The idea that Ireland has been inflating much more than other Eurozone countries, and therefore is unworthy of EMU membership, which seems to be implicit in the opening thread, is somewhat exaggerated. I have calculated the changes in HICP between 2000 and November 2009 (the latest available) and these are the figures:

Germany +15.8%
Finland +16.6%
France +18.6%
Austria +18.7%
Belgium +20.5%
Eurozone +21.0%
Netherlands +22.4%
Italy +23.8%
Portugal +25.6%
Ireland +25.7%
Luxembourg +27.8%
Greece +35.6%

So, yes, HICP inflation in Ireland since 2000 has been above the Eurozone average, but not by much. In Ireland, the HICP increased by 25.7% between 2000 and November 2009, compared with the Eurozone average of 21%. But, in the same period, GDP growth in Ireland was over 30% (despite the recession), compared with under 10% for the Eurozone. Most people would say that is a reasonably good trade-off. Since 2008, HICP infaltion in Ireland has been less than in the Eurozone and, in recent months, has been on average about 0.5% a month less. If this persists, relative prices in Ireland, compared with the Eurozone, should be back to their 2000 level by around September next year. But, the relative increase in GDP of around 20% will still be there.

@Paul Hunt

Your figures confirm exactly what I said, namely:

“If this persists, relative prices in Ireland, compared with the Eurozone, should be back to their 2000 level by around September next year.”

I stand by that statement. If anyone disagrees, feel free to debate.

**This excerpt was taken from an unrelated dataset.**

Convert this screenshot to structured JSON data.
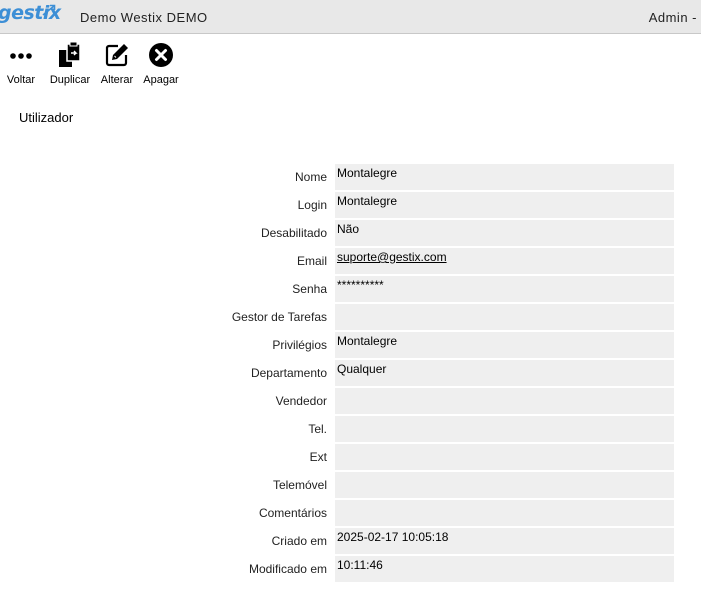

Your table only goes up to 2007. That was the peak year for the comparitive price level in Ireland exceeding the Eurozone leve. HICP inflation in Ireland has been lower than in the Eurozone almost every month since then.

What your table shows is:

in 2000, the compaarative price level in Ireland was 14.2% above the Eurozone level

in 2007, the compaarative price level in Ireland was 21.9% above the Eurozone level

So, for Ireland to get back to its 2000 comparative price level relative to the Eurozone, the HICP in Ireland needs to fall by 6.3% relative to the Eurozone from 2007. Agreed?

Eurostat gives the following HICP indices:


2007 105.6
2009 (Nov) 106.2


2007 104.37
2009 (Nov) 108.53

So, since 2007, prices have gone up in Ireland by about 0.5% and in the Eurozone by about 4%, giving a relative price fall in Ireland of 3.3%. So, they need to fall by about another 3% in Ireland relative to the Eurozone to be back at their 2000 level. Agreed?

As I said, if the recent trend of prices in Ireland rising monthly by about 0.4%-0.5% less than in the Eurozone, this should be achieved by around September.


If you move the cursor to the right you should find 2008. The HICP and the deflator of final consumption by private households are not identical. And one has to be careful applying price indices to relative price levels that use PPP (see note to table).

I’m afraid it will take a little more concerted action to root out monopoly rents, unjustified costs, inefficiencies and implicit taxes to reduce the relative price level of final consumption.

And why should 14.2% above the Eurozone average be seen as an acceptable outcome anyway?